In the comment thread for yesterday’s “Hustlers and Fools” riff, which was mainly about Adam Sandler‘s performance in Uncut Gems, “pmn” mentioned that for all their hormonal or mannered sloppiness, directors Josh and Benny Safdie are at the very least “New York filmmakers” in the classic mode, and that this kind of attitudinal persuasion “seems like a dying breed as New York has morphed into a giant strip mall. The Safdies seem to be able to zero in on the last few pockets of character left in the city.”
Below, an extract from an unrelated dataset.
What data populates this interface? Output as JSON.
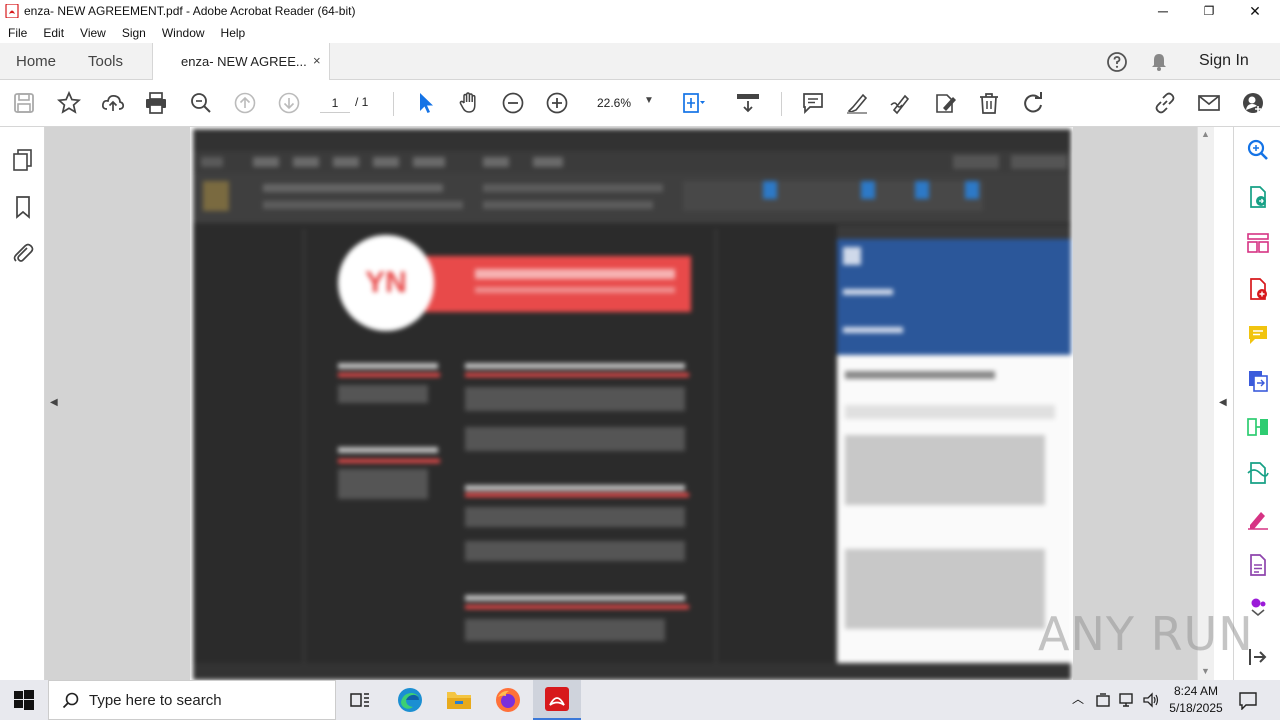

To which I replied: That’s a significant thing. As the classically scrappy, Sidney Lumet-like depictions of 20th Century Manhattan (urgent, pugnacious, edgy, ethnic, pointed, blunt) are becoming more and more eroded and diluted and sanded down by corporatism and skyrocketing rents, the value of high-personality New York movies like Uncut Gems (which, don’t get me wrong, I found infuriating for its complete lack of interest in exploring anything but how it feels to ride on the back of a gambling edge-junkie tiger)…the ethnic, pushy atmosphere of such films is starting to seem more and more valuable as the social forces, aromas, attitudes and pulsebeats that fed into your classic 20th Century NYC culture are starting to lose more and more of their influence as the corporate, tourist-friendly strip-mall aesthetic creeps in and influences and even to some extent dictates the cultural tone of that town, certainly as far as Manhattan is concerned.
When was New York City really and truly a classic Lumet-like culture? The ‘80s were the last authentic gasp. The corporate clean-up began in the Mayor Giuliani era of the ‘90s. The peak era of feisty Manhattan movies ran from the late ‘40s to late ‘80s.
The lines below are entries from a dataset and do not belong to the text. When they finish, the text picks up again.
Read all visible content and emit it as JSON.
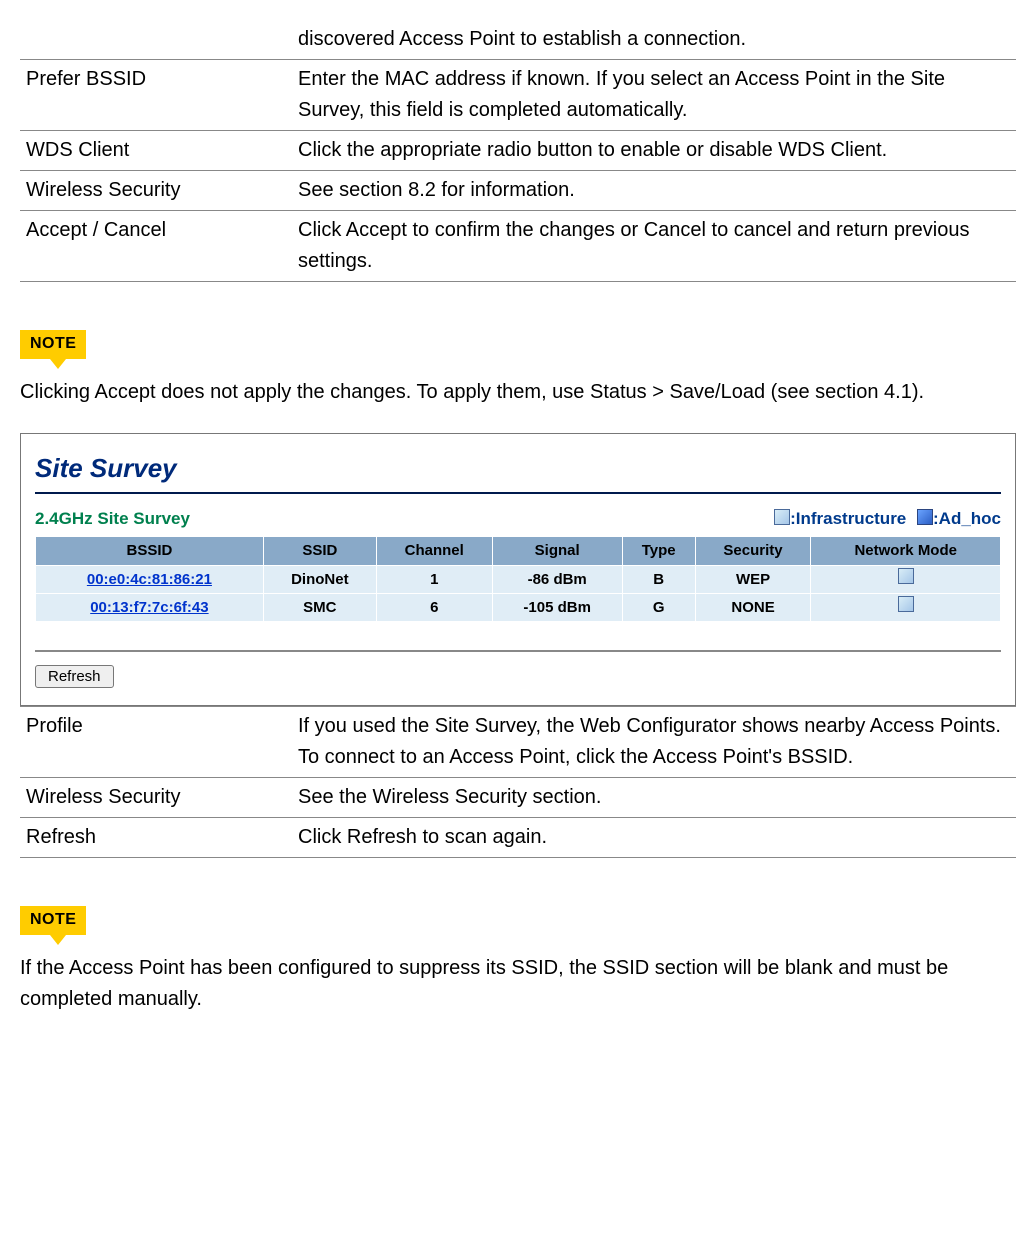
{
  "defs1": [
    {
      "term": "",
      "desc": "discovered Access Point to establish a connection.",
      "first": true
    },
    {
      "term": "Prefer  BSSID",
      "desc": "Enter the MAC address if known. If you select an Access Point in the Site Survey, this field is completed automatically."
    },
    {
      "term": "WDS  Client",
      "desc": "Click the appropriate radio button to enable or disable WDS Client."
    },
    {
      "term": "Wireless  Security",
      "desc": "See section 8.2 for information."
    },
    {
      "term": "Accept  / Cancel",
      "desc": "Click Accept  to confirm the changes or Cancel  to cancel and return previous settings."
    }
  ],
  "note1": {
    "label": "NOTE",
    "text": "Clicking Accept  does not apply the changes. To apply them, use Status  >  Save/Load   (see section 4.1)."
  },
  "survey": {
    "title": "Site Survey",
    "subtitle": "2.4GHz Site Survey",
    "legend_infra": ":Infrastructure",
    "legend_adhoc": ":Ad_hoc",
    "headers": [
      "BSSID",
      "SSID",
      "Channel",
      "Signal",
      "Type",
      "Security",
      "Network Mode"
    ],
    "rows": [
      {
        "bssid": "00:e0:4c:81:86:21",
        "ssid": "DinoNet",
        "channel": "1",
        "signal": "-86 dBm",
        "type": "B",
        "security": "WEP",
        "mode_icon": "infra"
      },
      {
        "bssid": "00:13:f7:7c:6f:43",
        "ssid": "SMC",
        "channel": "6",
        "signal": "-105 dBm",
        "type": "G",
        "security": "NONE",
        "mode_icon": "infra"
      }
    ],
    "refresh_label": "Refresh"
  },
  "defs2": [
    {
      "term": "Profile",
      "desc": "If you used the Site Survey, the Web Configurator shows nearby Access Points. To connect to an Access Point, click the Access Point's BSSID."
    },
    {
      "term": "Wireless  Security",
      "desc": "See the Wireless Security section."
    },
    {
      "term": "Refresh",
      "desc": "Click Refresh  to scan again."
    }
  ],
  "note2": {
    "label": "NOTE",
    "text": "If the Access Point has been configured to suppress its SSID, the SSID  section will be blank and must be completed manually."
  }
}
What are my all-time favorite New York flavor movies? The top two are Lumet’s Prince of the City (’81) and William Friedkin‘s The French Connection (’71). Followed by Sweet Smell of Success, Naked City, Midnight Cowboy, Do The Right Thing, Taxi Driver, Serpico, Manhattan, The Godfather, King of New York, Dog Day Afternoon, Bad Lieutenant, Detective Story, On The Waterfront, Across 110th Street, Shaft, Patterns, Metropolitan, Saturday Night Fever, 12 Angry Men, Marathon Man, After Hours. But NOT West Side Story — too antiseptic and Robert Wise-y. And NOT Fame. And NOT Breakfast at Tiffany’s or The Devil Wears Prada.